Tout est-il permis à l'Assemblée ? Depuis l'ouverture des débats sur le mariage gay, les phrases assassines, les comparaisons douteuses et autres "dérapages" fusent à l'Assemblée. Le "vous êtes en train d'assassiner des enfants", lancé jeudi par le député UMP Philippe Cochet, a ainsi provoqué un malaise jusque dans les rangs de l'opposition. Dans la nuit de jeudi à vendredi, certains élus ont failli en venir aux mains, et une huissière se serait même pris un coup. Mais jusqu'où les députés ont-ils le droit d'aller ?

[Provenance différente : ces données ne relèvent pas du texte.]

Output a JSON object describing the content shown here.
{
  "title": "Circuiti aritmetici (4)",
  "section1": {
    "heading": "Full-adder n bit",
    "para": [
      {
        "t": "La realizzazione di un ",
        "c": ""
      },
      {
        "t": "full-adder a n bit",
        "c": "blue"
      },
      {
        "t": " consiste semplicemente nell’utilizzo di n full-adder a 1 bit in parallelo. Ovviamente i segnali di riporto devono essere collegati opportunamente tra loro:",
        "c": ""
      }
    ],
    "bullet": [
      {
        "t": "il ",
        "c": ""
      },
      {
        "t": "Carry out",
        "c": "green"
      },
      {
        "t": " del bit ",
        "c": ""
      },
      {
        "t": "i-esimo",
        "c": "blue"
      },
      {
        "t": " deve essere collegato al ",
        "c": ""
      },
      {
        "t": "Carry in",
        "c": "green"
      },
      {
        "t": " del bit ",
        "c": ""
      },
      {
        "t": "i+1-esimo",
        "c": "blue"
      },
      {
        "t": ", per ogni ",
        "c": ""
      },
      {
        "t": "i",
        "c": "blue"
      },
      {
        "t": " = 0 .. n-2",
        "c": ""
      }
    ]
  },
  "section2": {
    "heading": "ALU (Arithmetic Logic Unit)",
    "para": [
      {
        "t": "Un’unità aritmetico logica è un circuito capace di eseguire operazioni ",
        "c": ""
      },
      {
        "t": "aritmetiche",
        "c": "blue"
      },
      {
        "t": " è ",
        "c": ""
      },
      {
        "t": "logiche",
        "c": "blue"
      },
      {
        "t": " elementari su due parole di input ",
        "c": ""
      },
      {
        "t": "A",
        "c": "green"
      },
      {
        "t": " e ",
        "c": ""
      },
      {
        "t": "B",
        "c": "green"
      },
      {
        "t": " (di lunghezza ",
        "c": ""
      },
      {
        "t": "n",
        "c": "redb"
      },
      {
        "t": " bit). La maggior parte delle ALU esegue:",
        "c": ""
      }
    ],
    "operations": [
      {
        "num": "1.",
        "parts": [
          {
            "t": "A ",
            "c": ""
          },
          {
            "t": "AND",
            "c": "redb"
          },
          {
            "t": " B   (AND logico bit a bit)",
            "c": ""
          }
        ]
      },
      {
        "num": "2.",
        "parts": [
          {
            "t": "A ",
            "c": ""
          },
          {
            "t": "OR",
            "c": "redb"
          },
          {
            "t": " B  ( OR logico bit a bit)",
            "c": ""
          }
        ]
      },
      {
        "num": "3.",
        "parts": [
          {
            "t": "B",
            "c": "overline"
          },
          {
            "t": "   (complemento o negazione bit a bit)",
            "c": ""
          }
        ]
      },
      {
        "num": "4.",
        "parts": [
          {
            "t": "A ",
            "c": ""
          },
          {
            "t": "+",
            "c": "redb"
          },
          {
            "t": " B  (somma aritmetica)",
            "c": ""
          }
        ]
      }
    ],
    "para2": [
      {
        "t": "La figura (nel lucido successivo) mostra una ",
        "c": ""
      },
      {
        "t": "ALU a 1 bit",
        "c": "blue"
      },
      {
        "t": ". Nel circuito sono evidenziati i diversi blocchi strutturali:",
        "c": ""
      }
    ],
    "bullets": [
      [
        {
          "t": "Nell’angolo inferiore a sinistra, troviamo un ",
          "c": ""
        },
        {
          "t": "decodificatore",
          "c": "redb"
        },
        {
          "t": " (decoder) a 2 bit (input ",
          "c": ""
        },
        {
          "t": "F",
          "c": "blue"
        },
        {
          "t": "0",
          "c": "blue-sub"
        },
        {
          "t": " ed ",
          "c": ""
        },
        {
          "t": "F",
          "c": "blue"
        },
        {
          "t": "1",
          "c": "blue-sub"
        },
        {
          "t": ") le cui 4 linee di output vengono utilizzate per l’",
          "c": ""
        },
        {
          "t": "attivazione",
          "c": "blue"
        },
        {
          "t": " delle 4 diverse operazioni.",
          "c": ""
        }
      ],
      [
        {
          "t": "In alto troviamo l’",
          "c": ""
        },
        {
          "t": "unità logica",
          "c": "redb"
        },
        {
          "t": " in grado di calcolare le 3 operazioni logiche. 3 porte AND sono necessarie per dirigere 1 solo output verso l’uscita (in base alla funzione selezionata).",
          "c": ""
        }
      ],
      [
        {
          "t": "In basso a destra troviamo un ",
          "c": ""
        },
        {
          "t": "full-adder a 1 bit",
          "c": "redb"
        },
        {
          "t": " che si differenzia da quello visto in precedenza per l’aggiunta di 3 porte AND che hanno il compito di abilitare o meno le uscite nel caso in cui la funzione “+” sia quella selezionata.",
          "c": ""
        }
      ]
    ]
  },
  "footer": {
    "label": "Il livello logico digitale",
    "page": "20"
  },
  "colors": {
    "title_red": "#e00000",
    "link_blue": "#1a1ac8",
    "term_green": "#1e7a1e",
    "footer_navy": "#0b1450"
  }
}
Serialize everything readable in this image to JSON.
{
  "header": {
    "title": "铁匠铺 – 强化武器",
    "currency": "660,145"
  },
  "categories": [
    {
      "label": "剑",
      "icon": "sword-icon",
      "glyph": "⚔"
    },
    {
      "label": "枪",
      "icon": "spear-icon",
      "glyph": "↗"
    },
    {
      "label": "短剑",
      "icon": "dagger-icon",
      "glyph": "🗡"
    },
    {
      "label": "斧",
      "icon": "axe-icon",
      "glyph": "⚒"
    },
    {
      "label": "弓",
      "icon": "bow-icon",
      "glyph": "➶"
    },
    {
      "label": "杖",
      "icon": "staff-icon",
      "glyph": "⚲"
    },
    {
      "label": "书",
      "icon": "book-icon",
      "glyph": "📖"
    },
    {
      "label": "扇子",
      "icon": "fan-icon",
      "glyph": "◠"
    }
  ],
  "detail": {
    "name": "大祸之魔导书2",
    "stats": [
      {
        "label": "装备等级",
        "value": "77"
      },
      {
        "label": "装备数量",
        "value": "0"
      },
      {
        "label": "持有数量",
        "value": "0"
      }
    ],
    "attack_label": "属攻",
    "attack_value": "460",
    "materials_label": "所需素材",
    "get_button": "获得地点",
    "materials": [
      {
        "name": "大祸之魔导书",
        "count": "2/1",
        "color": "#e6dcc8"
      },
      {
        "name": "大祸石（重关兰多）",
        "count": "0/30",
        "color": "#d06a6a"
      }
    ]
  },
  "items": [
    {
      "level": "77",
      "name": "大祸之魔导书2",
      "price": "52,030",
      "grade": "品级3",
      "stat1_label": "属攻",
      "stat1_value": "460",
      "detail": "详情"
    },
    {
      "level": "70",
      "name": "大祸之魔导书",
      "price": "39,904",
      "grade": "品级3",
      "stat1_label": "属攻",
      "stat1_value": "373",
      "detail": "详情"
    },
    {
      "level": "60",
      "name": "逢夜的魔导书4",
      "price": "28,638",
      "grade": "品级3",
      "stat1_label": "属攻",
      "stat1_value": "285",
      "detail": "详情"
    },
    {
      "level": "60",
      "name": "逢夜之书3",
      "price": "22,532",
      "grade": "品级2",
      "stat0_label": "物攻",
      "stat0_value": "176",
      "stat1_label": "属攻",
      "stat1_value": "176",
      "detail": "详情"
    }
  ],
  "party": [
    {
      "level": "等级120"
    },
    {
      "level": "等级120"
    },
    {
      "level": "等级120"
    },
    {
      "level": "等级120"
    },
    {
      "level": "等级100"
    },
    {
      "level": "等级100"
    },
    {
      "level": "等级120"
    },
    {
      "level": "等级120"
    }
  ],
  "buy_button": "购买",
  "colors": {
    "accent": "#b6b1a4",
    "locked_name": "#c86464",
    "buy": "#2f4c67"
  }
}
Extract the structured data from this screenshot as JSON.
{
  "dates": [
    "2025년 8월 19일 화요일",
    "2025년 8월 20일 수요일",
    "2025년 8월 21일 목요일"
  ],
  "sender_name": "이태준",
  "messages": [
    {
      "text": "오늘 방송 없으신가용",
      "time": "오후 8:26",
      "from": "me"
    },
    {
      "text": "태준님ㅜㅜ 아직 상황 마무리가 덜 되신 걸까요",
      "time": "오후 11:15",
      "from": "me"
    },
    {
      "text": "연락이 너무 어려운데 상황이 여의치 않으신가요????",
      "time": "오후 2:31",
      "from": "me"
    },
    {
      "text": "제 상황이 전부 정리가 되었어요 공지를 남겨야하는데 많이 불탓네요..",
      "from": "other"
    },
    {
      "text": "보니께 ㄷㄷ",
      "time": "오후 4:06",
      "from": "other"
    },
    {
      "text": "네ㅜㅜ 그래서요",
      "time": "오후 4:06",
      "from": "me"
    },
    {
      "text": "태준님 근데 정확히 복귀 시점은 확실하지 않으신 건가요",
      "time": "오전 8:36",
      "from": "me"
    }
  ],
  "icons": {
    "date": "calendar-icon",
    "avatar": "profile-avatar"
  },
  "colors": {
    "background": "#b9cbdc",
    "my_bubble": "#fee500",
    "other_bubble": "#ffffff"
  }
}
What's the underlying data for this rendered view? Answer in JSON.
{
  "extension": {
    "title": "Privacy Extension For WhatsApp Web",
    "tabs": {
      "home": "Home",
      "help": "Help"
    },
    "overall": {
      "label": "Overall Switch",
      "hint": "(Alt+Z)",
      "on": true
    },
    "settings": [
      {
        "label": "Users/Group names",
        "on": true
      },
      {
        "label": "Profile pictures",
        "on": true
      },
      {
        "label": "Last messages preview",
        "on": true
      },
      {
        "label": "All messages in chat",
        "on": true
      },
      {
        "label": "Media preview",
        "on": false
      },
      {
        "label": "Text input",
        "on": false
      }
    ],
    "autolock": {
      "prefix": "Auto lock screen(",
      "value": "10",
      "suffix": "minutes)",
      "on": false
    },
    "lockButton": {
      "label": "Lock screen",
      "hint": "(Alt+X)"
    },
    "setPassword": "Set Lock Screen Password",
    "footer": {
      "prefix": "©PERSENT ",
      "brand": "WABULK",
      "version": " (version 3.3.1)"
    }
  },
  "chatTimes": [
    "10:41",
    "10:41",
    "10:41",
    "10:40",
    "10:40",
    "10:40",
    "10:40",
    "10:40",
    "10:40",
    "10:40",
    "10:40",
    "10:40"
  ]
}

>> À lire : Mariage gay à l'Assemblée : du débat au pugilat
Que prévoit le règlement de l'Assemblée ? Les députés sont exposés au risque de se voir infliger quatre sortes de peines disciplinaires, selon le règlement du Palais Bourbon : le rappel à l'ordre, le rappel à l'ordre avec inscription au procès-verbal, la censure et la censure avec exclusion temporaire. Mais les motifs de sanction sont plutôt flous et s'entremêlent. Au final, c'est le Bureau de l'Assemblée qui tranche. Ses membres, un président, trois vice-présidents et trois secrétaires, sont répartis selon la même proportion que les forces politiques en place à l'Assemblée.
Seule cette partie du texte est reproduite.